Campaign finance reform was once a bipartisan issue. With Koch money flooding into the GOP, those days are gone
The rising tide of political spending that has swamped Washington in the wake of Citizens United and other controversial Supreme Court rulings may have lifted Republican fortunes across the country and in Washington, but apparently it isn’t enough. Now they are coming back for more.
Congressional Republicans are expected to hide five “policy riders” in the fiscal year 2018 omnibus appropriations bill due for a vote this month that would let churches and charities pour their coffers into partisan pockets, allow parties to spend unlimited funds on ads coordinated with candidates, and make sure the rest of us can’t see what’s going on.
These back-door attempts to eliminate longstanding limits on political spending and prevent any meaningful public disclosure are just the latest signs that Republican politicians have lost their moral compass. Today’s GOP has come to worship at the altar of big money, no matter what the cost to American democracy.

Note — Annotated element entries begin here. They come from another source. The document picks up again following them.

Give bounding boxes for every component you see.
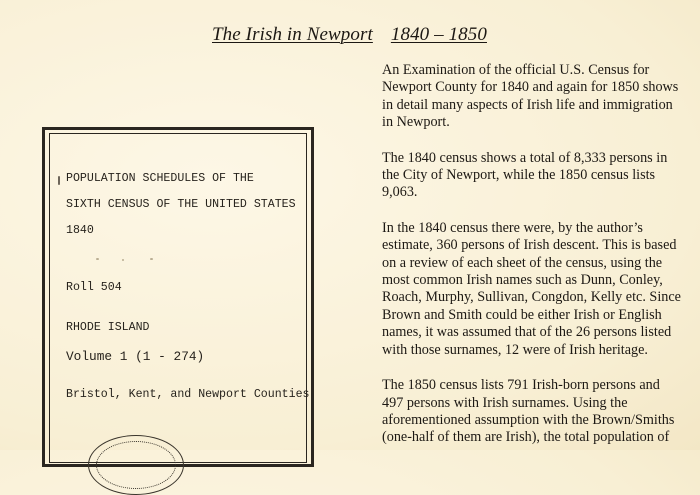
page-title — [212, 24, 502, 46]
paragraph-intro: An Examination of the official U.S. Census for Newport County for 1840 and again for 1850 shows in detail many aspects of Irish life and immigration in Newport. — [382, 62, 679, 131]
paper-speck — [96, 258, 99, 260]
paragraph-1850: The 1850 census lists 791 Irish-born persons and 497 persons with Irish surnames. Using the aforementioned assumption with the Brown/Smiths (one-half of them are Irish), the total population of — [382, 377, 675, 446]
label-year: 1840 — [66, 224, 94, 237]
title-text: The Irish in Newport — [212, 24, 373, 45]
ink-mark — [58, 176, 60, 185]
label-line-2: SIXTH CENSUS OF THE UNITED STATES — [66, 198, 296, 211]
paragraph-1840-estimate: In the 1840 census there were, by the author’s estimate, 360 persons of Irish descent. This is based on a review of each sheet of the census, using the most common Irish names such as Dunn, Conley, Roach, Murphy, Sullivan, Congdon, Kelly etc. Since Brown and Smith could be either Irish or English names, it was assumed that of the 26 persons listed with those surnames, 12 were of Irish heritage. — [382, 219, 681, 358]
label-state: RHODE ISLAND — [66, 321, 150, 334]
label-roll: Roll 504 — [66, 281, 122, 294]
archive-seal-ring — [96, 441, 176, 489]
label-counties: Bristol, Kent, and Newport Counties — [66, 388, 310, 401]
paragraph-totals: The 1840 census shows a total of 8,333 persons in the City of Newport, while the 1850 census lists 9,063. — [382, 149, 668, 201]
paper-speck — [122, 259, 124, 261]
paper-speck — [150, 258, 153, 260]
label-line-1: POPULATION SCHEDULES OF THE — [66, 172, 254, 185]
article-body — [382, 62, 682, 465]
title-years: 1840 – 1850 — [390, 24, 487, 45]
label-volume: Volume 1 (1 - 274) — [66, 349, 205, 364]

It wasn’t always like this.
In his 1905 address to Congress, Republican President Theodore Roosevelt decried the corruption that resulted from unlimited corporate power and political spending. “[T]he debauchery of politics and business by great dishonest corporations is far worse than any actual material evil they do to the public,” Roosevelt said. “There is no enemy of free government more dangerous and none so insidious as the corruption of the electorate.”